Proceso de Paz

Eln: a elegir entre la paz o ser un grupo delincuencial más

El Presidente anunció que va a revisar durante este mes el proceso de paz con ese grupo guerrillero.

Los anuncios hechos ayer por el presidente Iván Duque dejaron a la última guerrilla del país frente al dilema de aceptar condiciones que históricamente ha rechazado para negociar la paz o, de lo contrario, arriesgarse a perder con el nuevo gobierno la categoría de grupo armado ilegal con origen político.

En eso se traduce la decisión del primer mandatario de mantener la negociación con el grupo armado, solo si cesa totalmente las acciones criminales mientras se da el proceso de paz, y de presentar dos reformas constitucionales para que ni el secuestro ni el narcotráfico sean conexos al delito de la rebelión.

En otras palabras, si el Eln se decide a parar ya los secuestros, las extorsiones, los asesinatos, los atentados y los ataques a los oleoductos y a la Fuerza Pública, tiene el chance de negociar una justicia alternativa por sus delitos, como la que hoy se aplica a la Farc en la Jurisdicción Especial para la Paz (JEP). Es decir, máximo ocho años de pena -restricción de libertad y sanciones restaurativas-.
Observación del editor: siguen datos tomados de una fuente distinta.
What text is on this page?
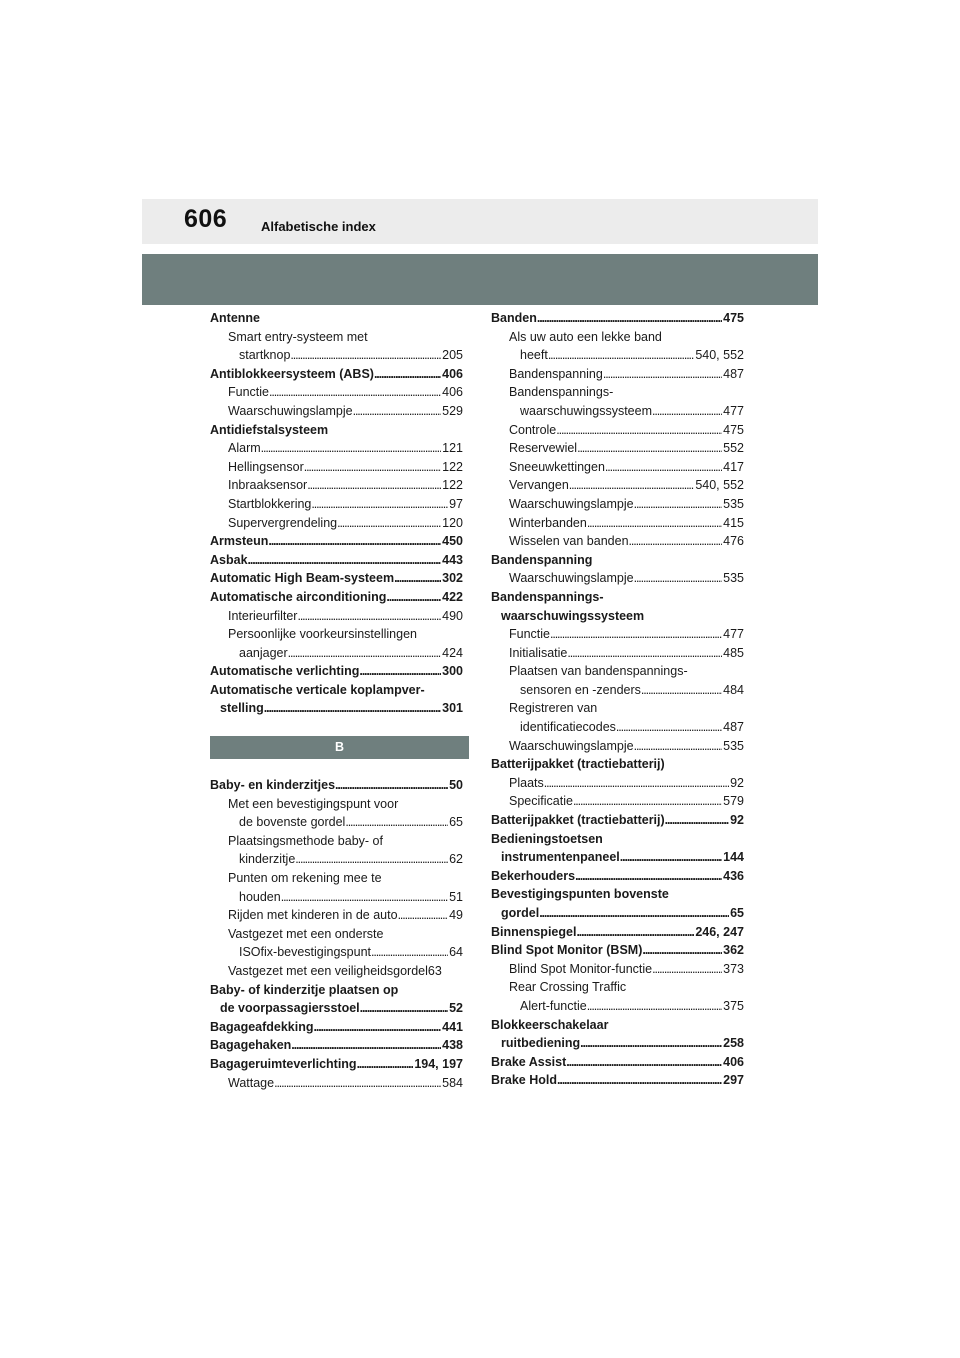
606	Alfabetische index
Antenne
Smart entry-systeem met
startknop . . .	205
Antiblokkeersysteem (ABS) . . .	406
Functie . . .	406
Waarschuwingslampje . . .	529
Antidiefstalsysteem
Alarm . . .	121
Hellingsensor . . .	122
Inbraaksensor . . .	122
Startblokkering . . .	97
Supervergrendeling . . .	120
Armsteun . . .	450
Asbak . . .	443
Automatic High Beam-systeem . . .	302
Automatische airconditioning . . .	422
Interieurfilter . . .	490
Persoonlijke voorkeursinstellingen
aanjager . . .	424
Automatische verlichting . . .	300
Automatische verticale koplampver-
stelling . . .	301
B
Baby- en kinderzitjes . . .	50
Met een bevestigingspunt voor
de bovenste gordel . . .	65
Plaatsingsmethode baby- of
kinderzitje . . .	62
Punten om rekening mee te
houden . . .	51
Rijden met kinderen in de auto . . .	49
Vastgezet met een onderste
ISOfix-bevestigingspunt . . .	64
Vastgezet met een veiligheidsgordel63
Baby- of kinderzitje plaatsen op
de voorpassagiersstoel . . .	52
Bagageafdekking . . .	441
Bagagehaken . . .	438
Bagageruimteverlichting . . .	194, 197
Wattage . . .	584
Banden . . .	475
Als uw auto een lekke band
heeft . . .	540, 552
Bandenspanning . . .	487
Bandenspannings-
waarschuwingssysteem . . .	477
Controle . . .	475
Reservewiel . . .	552
Sneeuwkettingen . . .	417
Vervangen . . .	540, 552
Waarschuwingslampje . . .	535
Winterbanden . . .	415
Wisselen van banden . . .	476
Bandenspanning
Waarschuwingslampje . . .	535
Bandenspannings-
waarschuwingssysteem
Functie . . .	477
Initialisatie . . .	485
Plaatsen van bandenspannings-
sensoren en -zenders . . .	484
Registreren van
identificatiecodes . . .	487
Waarschuwingslampje . . .	535
Batterijpakket (tractiebatterij)
Plaats . . .	92
Specificatie . . .	579
Batterijpakket (tractiebatterij) . . .	92
Bedieningstoetsen
instrumentenpaneel . . .	144
Bekerhouders . . .	436
Bevestigingspunten bovenste
gordel . . .	65
Binnenspiegel . . .	246, 247
Blind Spot Monitor (BSM) . . .	362
Blind Spot Monitor-functie . . .	373
Rear Crossing Traffic
Alert-functie . . .	375
Blokkeerschakelaar
ruitbediening . . .	258
Brake Assist . . .	406
Brake Hold . . .	297
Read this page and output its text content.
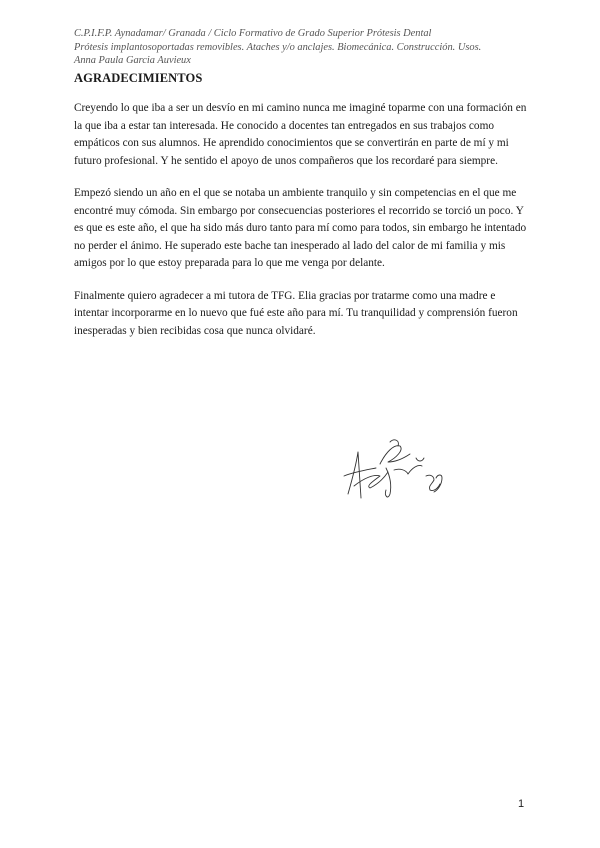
C.P.I.F.P. Aynadamar/ Granada / Ciclo Formativo de Grado Superior Prótesis Dental
Prótesis implantosoportadas removibles. Ataches y/o anclajes. Biomecánica. Construcción. Usos.
Anna Paula Garcia Auvieux
AGRADECIMIENTOS

Creyendo lo que iba a ser un desvío en mi camino nunca me imaginé toparme con una formación en la que iba a estar tan interesada. He conocido a docentes tan entregados en sus trabajos como empáticos con sus alumnos. He aprendido conocimientos que se convertirán en parte de mí y mi futuro profesional. Y he sentido el apoyo de unos compañeros que los recordaré para siempre.

Empezó siendo un año en el que se notaba un ambiente tranquilo y sin competencias en el que me encontré muy cómoda. Sin embargo por consecuencias posteriores el recorrido se torció un poco. Y es que es este año, el que ha sido más duro tanto para mí como para todos, sin embargo he intentado no perder el ánimo. He superado este bache tan inesperado al lado del calor de mi familia y mis amigos por lo que estoy preparada para lo que me venga por delante.

Finalmente quiero agradecer a mi tutora de TFG. Elia gracias por tratarme como una madre e intentar incorporarme en lo nuevo que fué este año para mí. Tu tranquilidad y comprensión fueron inesperadas y bien recibidas cosa que nunca olvidaré.

1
Esto, sobre la base de que el trámite de una reforma constitucional se demora un año.
Pero si el Eln no acepta las condiciones del Presidente, por lo menos por secuestro y narcotráfico tendrá que pagar las penas que contempla la justicia ordinaria.

Históricamente, el secuestro ha sido uno de los delitos más recurrentes del Eln y sus actuales jefes terminarían sentenciados hasta a 20 años de cárcel por esto.

En la práctica, pesarían más los delitos comunes que los conexos a la rebelión y el Eln terminaría convertido en un grupo delincuencial como cualquier otro. A esto queda expuesto y le llegó la hora de elegir entre este camino y la paz.